What were the effects of my low calorie diet plan?
- I was all bone and skin. My body burned muscle to keep going. This was the reason I quit track my senior year of high school – because I could not physically make my body run like I had a year ago.
- I was always tired, and always had a headache by the afternoon.
- This was probably because I was getting barely any nutrition. Sure I ate a few salads here and there, but not enough to keep me going.
- I hated going out to eat, so I was likely a drag to do anything social. There were never any sufficient ‘low fat’ options.
- I became obsessed with the foods I would allow myself to eat….. I’ve talked to my sisters about this before, and I think this is where my dislike of sharing food came from (say at a restaurant). I was so obsessed with the foods I could eat, and could not eat anything anyone else would eat. Since it was actually allowed to me, no one else could have it. I’m actually working on this one right now. I still hate sharing food, but now that I would like to eat off of every one else’s plates too, I have to give in a little!

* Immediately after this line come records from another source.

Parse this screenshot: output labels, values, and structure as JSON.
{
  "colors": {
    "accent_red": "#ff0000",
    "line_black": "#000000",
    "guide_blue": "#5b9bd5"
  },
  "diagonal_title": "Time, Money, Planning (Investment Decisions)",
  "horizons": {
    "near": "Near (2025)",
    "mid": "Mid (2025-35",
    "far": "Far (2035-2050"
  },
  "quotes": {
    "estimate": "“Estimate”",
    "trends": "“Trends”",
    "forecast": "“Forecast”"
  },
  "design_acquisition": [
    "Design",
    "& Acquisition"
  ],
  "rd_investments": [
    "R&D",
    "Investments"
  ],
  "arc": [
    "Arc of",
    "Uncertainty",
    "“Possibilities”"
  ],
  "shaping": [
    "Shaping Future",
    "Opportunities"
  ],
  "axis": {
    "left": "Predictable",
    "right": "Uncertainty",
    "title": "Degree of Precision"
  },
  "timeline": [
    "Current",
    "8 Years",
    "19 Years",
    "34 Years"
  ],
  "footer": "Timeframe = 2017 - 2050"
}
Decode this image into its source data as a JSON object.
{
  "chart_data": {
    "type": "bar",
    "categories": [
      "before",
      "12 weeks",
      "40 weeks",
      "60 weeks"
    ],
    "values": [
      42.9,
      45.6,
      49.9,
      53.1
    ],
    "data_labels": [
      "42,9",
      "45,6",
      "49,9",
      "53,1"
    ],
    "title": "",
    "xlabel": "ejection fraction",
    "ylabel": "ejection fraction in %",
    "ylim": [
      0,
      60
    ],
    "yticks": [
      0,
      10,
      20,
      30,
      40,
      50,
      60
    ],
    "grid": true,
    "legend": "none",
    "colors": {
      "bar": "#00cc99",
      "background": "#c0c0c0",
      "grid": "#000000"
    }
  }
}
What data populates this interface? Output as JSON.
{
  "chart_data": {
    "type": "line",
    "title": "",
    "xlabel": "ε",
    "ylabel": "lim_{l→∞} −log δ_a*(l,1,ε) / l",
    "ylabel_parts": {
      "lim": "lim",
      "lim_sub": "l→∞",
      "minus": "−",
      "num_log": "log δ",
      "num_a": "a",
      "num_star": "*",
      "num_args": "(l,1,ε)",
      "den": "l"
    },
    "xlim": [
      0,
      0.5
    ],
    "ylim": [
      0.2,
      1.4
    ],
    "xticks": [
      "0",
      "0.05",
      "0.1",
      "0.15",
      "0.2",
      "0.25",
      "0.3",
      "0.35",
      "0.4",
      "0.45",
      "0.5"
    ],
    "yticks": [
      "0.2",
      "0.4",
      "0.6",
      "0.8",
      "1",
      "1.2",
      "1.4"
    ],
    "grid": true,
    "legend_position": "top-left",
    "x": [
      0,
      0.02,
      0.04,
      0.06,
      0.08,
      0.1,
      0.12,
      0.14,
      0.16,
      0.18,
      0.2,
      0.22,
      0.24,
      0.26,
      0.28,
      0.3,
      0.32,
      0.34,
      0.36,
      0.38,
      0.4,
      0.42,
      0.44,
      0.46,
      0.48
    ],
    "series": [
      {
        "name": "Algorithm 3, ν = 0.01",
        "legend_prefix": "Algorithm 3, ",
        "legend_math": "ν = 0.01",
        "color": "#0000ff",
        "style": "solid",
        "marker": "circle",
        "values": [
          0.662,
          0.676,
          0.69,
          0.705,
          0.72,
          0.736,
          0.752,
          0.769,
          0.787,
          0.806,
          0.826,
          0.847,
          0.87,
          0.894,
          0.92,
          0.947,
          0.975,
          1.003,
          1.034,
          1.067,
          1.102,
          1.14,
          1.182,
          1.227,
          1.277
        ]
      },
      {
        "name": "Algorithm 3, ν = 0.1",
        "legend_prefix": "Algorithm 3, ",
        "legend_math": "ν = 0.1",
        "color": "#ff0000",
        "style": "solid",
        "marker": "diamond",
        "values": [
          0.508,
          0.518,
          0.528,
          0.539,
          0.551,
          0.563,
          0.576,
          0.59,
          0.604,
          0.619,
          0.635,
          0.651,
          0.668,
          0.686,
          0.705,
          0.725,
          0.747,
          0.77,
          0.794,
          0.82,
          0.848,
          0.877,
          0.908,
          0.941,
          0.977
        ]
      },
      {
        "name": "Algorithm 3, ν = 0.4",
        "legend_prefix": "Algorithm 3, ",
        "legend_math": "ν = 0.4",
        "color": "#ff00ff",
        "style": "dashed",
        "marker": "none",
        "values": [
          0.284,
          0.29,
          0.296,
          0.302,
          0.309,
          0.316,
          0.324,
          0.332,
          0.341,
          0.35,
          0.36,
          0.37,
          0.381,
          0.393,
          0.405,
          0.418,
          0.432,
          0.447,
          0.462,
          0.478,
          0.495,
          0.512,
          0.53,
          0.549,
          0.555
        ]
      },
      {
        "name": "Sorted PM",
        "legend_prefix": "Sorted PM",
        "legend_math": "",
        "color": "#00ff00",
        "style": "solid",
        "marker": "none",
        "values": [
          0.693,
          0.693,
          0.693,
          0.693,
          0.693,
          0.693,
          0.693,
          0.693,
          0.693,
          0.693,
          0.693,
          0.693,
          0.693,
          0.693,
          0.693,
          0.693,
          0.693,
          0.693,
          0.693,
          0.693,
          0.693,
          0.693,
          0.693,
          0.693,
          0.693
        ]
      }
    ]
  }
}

- I forgot what being hungry felt like. This sounds really strange, but hunger became the norm. This was really hard for me when I at college trying to change the way I ate.
- I put on weight in the years following this low calorie period of my life.
I weighed 108 in 2005, and in 2007 I fluctuated from 135 to 142. According to one of those ‘healthy weight’ charts, I was on the edge of an unhealthy weight. (I’m 5’5.5″) I don’t think most people would say I looked overweight, but I felt bad.
During the period of weight gain, I started trying to eat normally again. Although I would still dread anything with fat in it (I’ve only started eating butter again in the last few years), I was eating more calories. But my metabolism must have slowed down dramatically after such a long ‘starvation period.’ I don’t think my party days in college helped this much either, where I developed drunken binge eating. That’s a whole different story.
Second semester of my junior year I sought to lose weight again, this time with 1000 calorie days. I lost a lot of weight quickly. I did add in cardio and a bit of weight training so I felt like I was doing it better. Working out was so hard for me back then.
Where I am now
To make the rest of this long story short, after graduating college I continued to fluctuate in periods of weight gain and laziness, dieting and working out. It wasn’t until around the time I started this blog that I got serious about getting in shape the healthy way.
So in regards to MyFitnessPal, I know that I will never follow the 1200 calorie diet plan. It’s my personal opinion that that is too low for a caloric intake for anyone. I do count calories when I am trying to get back on track, but I don’t get obsessed about it. I actually now get scared about having too low of a calorie intake. How’s that for a change of pace?
If you are following a low calorie diet, I will tell you to ‘proceed with caution.’ Don’t let the weight loss obsession catch up with you. If you find yourself starving all the time, eat more. If you’re working out a lot, make sure you are eating enough to compensate for that. On the flip side – for those of you who have done it, and then maintained a healthy lifestyle and healthy weight after dieting, that’s great too. If you have concerns about your diet, you should talk to doctor or specialist.
There is no golden set of rules for how many calories you need to eat to lose or maintain weight. It will be different for every person’s metabolism, job activity, and activity outside of work. And it’s likely to change often! Just try to stay in tune with what your body needs as best you can.